Lemma 3: Let $X$ be regular and $T_0$ and let $d_i, i \in \mathbb{N}$ be a countable family of continuous pseudometrics on $X$ such that they are all bounded by $1$ and such that for every closed $A$ and every $x \notin A$, there is some $i$ such that $d_i(x,A)>0$, where $d_i(x,A)=\inf\{d_i(x,a): a \in A\}$ as usual. Then $X$ is metrisable and $$d(x,y)=\sum_i \frac{1}{2^i}d_i(x,y) $$ is a compatible metric.

So it's not an embedding argument but a direct construction of the metric from the countably many continuous pseudometrics. The countability of the family comes from the "$\sigma$" in $\sigma$-locally finite base, and the well-definedness of each pseudometric from the local finiteness, if you analyse the proof.

You can prove the lemma by the embedding argument, as Kelley does: let $X_n$ be $X$ in the topology induced by the pseudometric $d_n$, the continuity of the pseudometric implies that the identity mapping $i_n$ from $X$ to $X_n$ is continuous.
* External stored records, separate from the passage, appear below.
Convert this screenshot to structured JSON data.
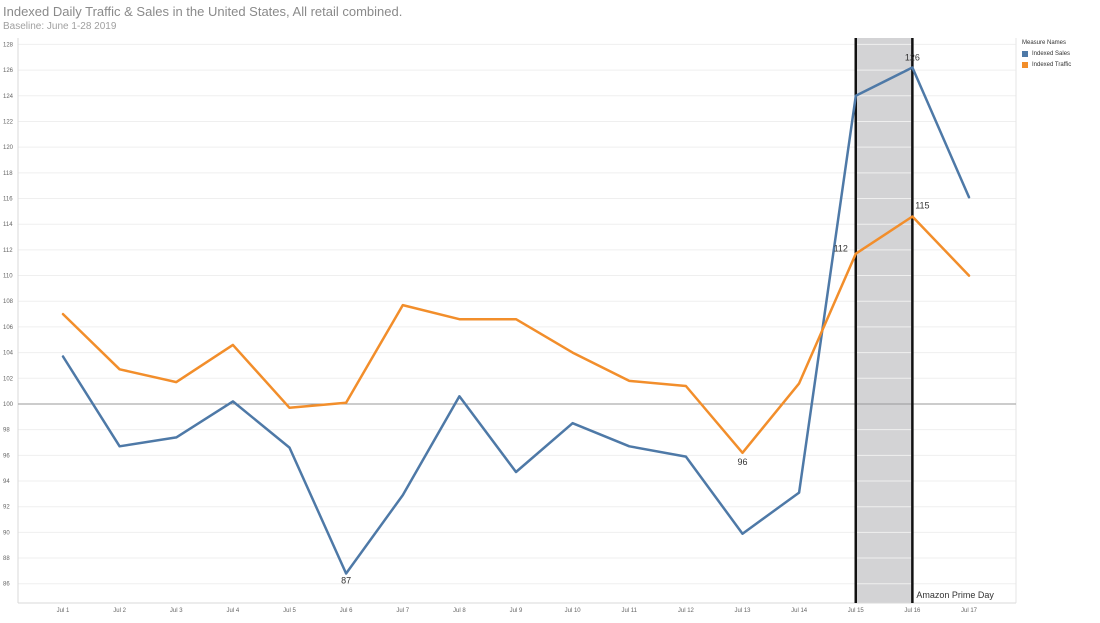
{
  "chart_data": {
    "type": "line",
    "title": "Indexed Daily Traffic & Sales in the United States, All retail combined.",
    "subtitle": "Baseline: June 1-28 2019",
    "categories": [
      "Jul 1",
      "Jul 2",
      "Jul 3",
      "Jul 4",
      "Jul 5",
      "Jul 6",
      "Jul 7",
      "Jul 8",
      "Jul 9",
      "Jul 10",
      "Jul 11",
      "Jul 12",
      "Jul 13",
      "Jul 14",
      "Jul 15",
      "Jul 16",
      "Jul 17"
    ],
    "series": [
      {
        "name": "Indexed Sales",
        "color": "#4e79a7",
        "values": [
          103.7,
          96.7,
          97.4,
          100.2,
          96.6,
          86.8,
          92.9,
          100.6,
          94.7,
          98.5,
          96.7,
          95.9,
          89.9,
          93.1,
          124.0,
          126.2,
          116.1
        ]
      },
      {
        "name": "Indexed Traffic",
        "color": "#f28e2b",
        "values": [
          107.0,
          102.7,
          101.7,
          104.6,
          99.7,
          100.1,
          107.7,
          106.6,
          106.6,
          104.0,
          101.8,
          101.4,
          96.2,
          101.6,
          111.7,
          114.6,
          110.0
        ]
      }
    ],
    "data_labels": [
      {
        "text": "87",
        "series": 0,
        "index": 5
      },
      {
        "text": "126",
        "series": 0,
        "index": 15
      },
      {
        "text": "96",
        "series": 1,
        "index": 12
      },
      {
        "text": "112",
        "series": 1,
        "index": 14
      },
      {
        "text": "115",
        "series": 1,
        "index": 15
      }
    ],
    "y_ticks": [
      86,
      88,
      90,
      92,
      94,
      96,
      98,
      100,
      102,
      104,
      106,
      108,
      110,
      112,
      114,
      116,
      118,
      120,
      122,
      124,
      126,
      128
    ],
    "ylim": [
      84.5,
      128.5
    ],
    "reference_line": 100,
    "highlight": {
      "from": "Jul 15",
      "to": "Jul 16",
      "label": "Amazon Prime Day"
    },
    "legend": {
      "title": "Measure Names",
      "position": "top-right"
    },
    "grid": true
  }
}
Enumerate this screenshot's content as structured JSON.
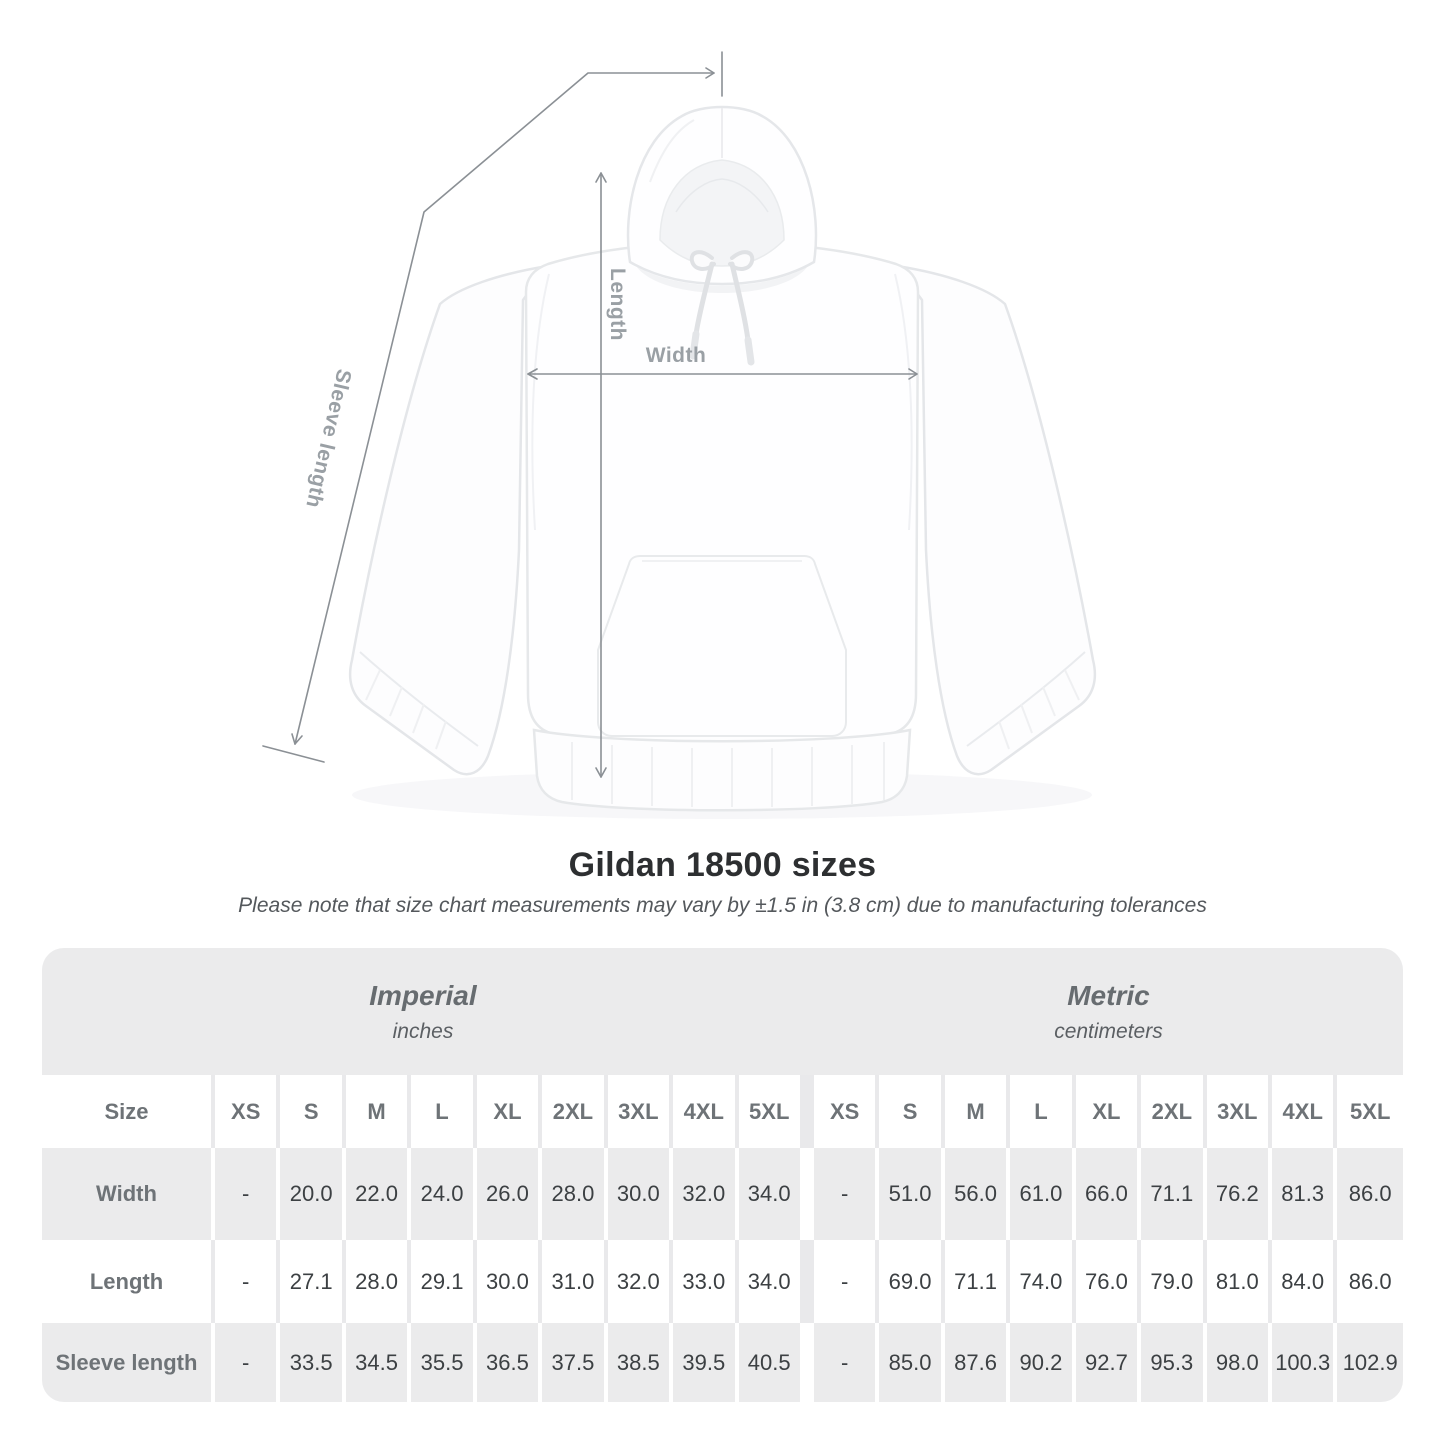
{
  "diagram": {
    "labels": {
      "length": "Length",
      "width": "Width",
      "sleeve": "Sleeve length"
    },
    "line_color": "#8b9095",
    "label_color": "#9aa0a5",
    "garment_color": "#fefefe"
  },
  "heading": {
    "title": "Gildan 18500 sizes",
    "note": "Please note that size chart measurements may vary by ±1.5 in (3.8 cm) due to manufacturing tolerances"
  },
  "table": {
    "groups": [
      {
        "name": "Imperial",
        "unit": "inches"
      },
      {
        "name": "Metric",
        "unit": "centimeters"
      }
    ],
    "size_label": "Size",
    "sizes": [
      "XS",
      "S",
      "M",
      "L",
      "XL",
      "2XL",
      "3XL",
      "4XL",
      "5XL"
    ],
    "rows": [
      {
        "label": "Width",
        "imperial": [
          "-",
          "20.0",
          "22.0",
          "24.0",
          "26.0",
          "28.0",
          "30.0",
          "32.0",
          "34.0"
        ],
        "metric": [
          "-",
          "51.0",
          "56.0",
          "61.0",
          "66.0",
          "71.1",
          "76.2",
          "81.3",
          "86.0"
        ]
      },
      {
        "label": "Length",
        "imperial": [
          "-",
          "27.1",
          "28.0",
          "29.1",
          "30.0",
          "31.0",
          "32.0",
          "33.0",
          "34.0"
        ],
        "metric": [
          "-",
          "69.0",
          "71.1",
          "74.0",
          "76.0",
          "79.0",
          "81.0",
          "84.0",
          "86.0"
        ]
      },
      {
        "label": "Sleeve length",
        "imperial": [
          "-",
          "33.5",
          "34.5",
          "35.5",
          "36.5",
          "37.5",
          "38.5",
          "39.5",
          "40.5"
        ],
        "metric": [
          "-",
          "85.0",
          "87.6",
          "90.2",
          "92.7",
          "95.3",
          "98.0",
          "100.3",
          "102.9"
        ]
      }
    ],
    "colors": {
      "band_bg": "#ebebec",
      "alt_row_bg": "#ebebec",
      "header_text": "#6e7377",
      "value_text": "#3c4043"
    }
  }
}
A standard fact is that the weighted sum pseudometric induces the product topology on $\prod_n X_n$. The property of the family of pseudometrics then implies the family of $i_n$ separates points and closed sets and the standard embedding theorem then gives the stated result that the $d$ metric I defined works. So we don’t embed into a countable product of copies of reals but in a countable product of pseudometric spaces of the same size as $X$. Not separable necessarily.